Later that evening Francesca and I scootered our way to the My An Hot Spring & Spa to enjoy the sulfur hot spring pools.  The My An pools are run by Vietnamese, but the investors are Japanese , who know a thing or two about hot spring resorts so I felt assured the experience would be a good one.

And it was….for the most part.  It was not quite as clean and immaculate as the ones I have frolicked in in Japan, but the water was soothing and we enjoyed a couple of beers while sloshing around in the pools.

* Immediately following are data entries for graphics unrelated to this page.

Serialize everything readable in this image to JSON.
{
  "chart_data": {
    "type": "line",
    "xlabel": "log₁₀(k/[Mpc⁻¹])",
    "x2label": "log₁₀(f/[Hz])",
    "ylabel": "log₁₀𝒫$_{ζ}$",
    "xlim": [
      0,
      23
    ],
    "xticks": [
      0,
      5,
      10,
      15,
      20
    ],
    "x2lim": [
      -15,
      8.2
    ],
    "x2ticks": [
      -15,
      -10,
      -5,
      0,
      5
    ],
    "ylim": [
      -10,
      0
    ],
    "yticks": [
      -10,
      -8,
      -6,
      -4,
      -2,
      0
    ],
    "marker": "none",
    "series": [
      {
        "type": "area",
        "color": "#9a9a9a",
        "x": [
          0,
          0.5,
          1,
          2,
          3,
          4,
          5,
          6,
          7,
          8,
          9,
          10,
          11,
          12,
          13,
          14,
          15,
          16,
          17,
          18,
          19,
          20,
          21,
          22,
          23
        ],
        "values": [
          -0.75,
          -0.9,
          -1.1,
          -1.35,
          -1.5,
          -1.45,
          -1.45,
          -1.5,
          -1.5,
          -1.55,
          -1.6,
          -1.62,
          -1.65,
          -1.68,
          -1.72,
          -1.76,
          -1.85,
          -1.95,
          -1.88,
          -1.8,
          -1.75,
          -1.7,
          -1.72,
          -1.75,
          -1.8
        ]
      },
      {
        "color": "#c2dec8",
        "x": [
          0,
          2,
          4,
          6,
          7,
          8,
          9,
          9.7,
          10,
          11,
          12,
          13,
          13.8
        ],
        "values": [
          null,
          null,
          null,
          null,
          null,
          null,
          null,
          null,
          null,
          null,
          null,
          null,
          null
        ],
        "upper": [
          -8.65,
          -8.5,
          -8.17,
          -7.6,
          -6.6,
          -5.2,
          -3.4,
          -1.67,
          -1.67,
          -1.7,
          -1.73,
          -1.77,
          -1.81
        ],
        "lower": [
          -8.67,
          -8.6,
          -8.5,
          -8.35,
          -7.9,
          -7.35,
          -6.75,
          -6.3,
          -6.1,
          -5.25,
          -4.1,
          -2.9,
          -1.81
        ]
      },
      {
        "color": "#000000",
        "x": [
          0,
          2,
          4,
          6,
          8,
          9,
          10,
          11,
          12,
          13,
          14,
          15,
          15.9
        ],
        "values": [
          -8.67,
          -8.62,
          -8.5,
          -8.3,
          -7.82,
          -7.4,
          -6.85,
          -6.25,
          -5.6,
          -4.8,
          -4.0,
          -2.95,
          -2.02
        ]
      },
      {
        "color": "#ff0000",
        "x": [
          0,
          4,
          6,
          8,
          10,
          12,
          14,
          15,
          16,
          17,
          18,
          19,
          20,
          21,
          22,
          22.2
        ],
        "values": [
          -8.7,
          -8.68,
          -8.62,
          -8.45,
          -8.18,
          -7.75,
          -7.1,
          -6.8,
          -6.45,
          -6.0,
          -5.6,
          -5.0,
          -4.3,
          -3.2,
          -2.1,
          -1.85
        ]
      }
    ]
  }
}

By the time we had finished in the pools the rain had turned torrential and we feared it would be uncomfortable – not to mention unsafe – to return via moped in this weather.  So we decided to wait out the storm in the spa’s restaurant.  After some tasty local dishes the rain had still not let up and it was pitch dark, but it was getting late and we needed to get back to our hotel.  So we purchased raincoats for 5,000 dong (about 27 cents) – the typical thin, see-through ponchos with the elastic cuffs on the sleeves that all of the locals wear when they ride their scooters in inclement weather, which they do without hesitation – revved up the moped once again and carefully drove off.

Canal surrounding the Imperial Citadel

Fortunately it was a warm night, despite the rain, as being cold as well as wet would have made the situation miserable.  As it was it was actually quite comical.  Francesca, on the back of the bike holding me tightly around my waist as I struggled to see the road in front of me and avoid any potholes or pools of rain water, started laughing hysterically at our predicament.  Relieved that she was taking our situation so well (I had feared blame for it was my idea to venture out to the hot springs) I started laughing too.

The laughter continued as we stopped occasionally to consult our map to get us back to our hotel.  It was just a black and white paper map and with each viewing it would become less and less legible from the hail of raindrops that would descend on it.  We prayed that we would get back before the map was rendered useless.  But get back we did and after hanging up our clothes to dry we headed to bed as we had a morning train to Hoi An.

We had gone our own way and had some rewarding experiences to treasure.


8 Responses to “You Can Go Your Own Hue”

  1. Danson, good report but is it my imaginatioN OR ARE U BEGINNING TO Sprout some breasts????

    • aroljahns Says:

      Very observant of you Dad. Yes, it appears to be that the evil weight gain has infiltrated my pectoral region – hey, you never forget your first set of man-boobs! – but never fear, I am already on a health and fitness regimen so you won’t see them when I return to NYC. 🙂

  2. liked this one, am also naively inclined to think the best of Ty – dan, looking as conspicuously touristy as you were 😉 it was likely you would have been approached by someone at some point, i prefer to think you got lucky with Ty as opposed to many others who may not have been so great – am also particularly enjoying the run of blog post titles as popular song names – before 2009 leaves us (just over 5hrs to go in Japan as I write this) may I say a very happy new year to you both ! jx

    • aroljahns Says:

      Thanks Jules. Yes, for some reason the Vietnam cities have lent themselves well to song puns for blog titles. Happy New Year to you too mate! Looking forward to catching up at some point in 2010.

  3. Kandy Magnotti Says:

    Loved this story! You two are amazing and inspiring… Live on!!! 😉

  4. love laugh live. you guys rule!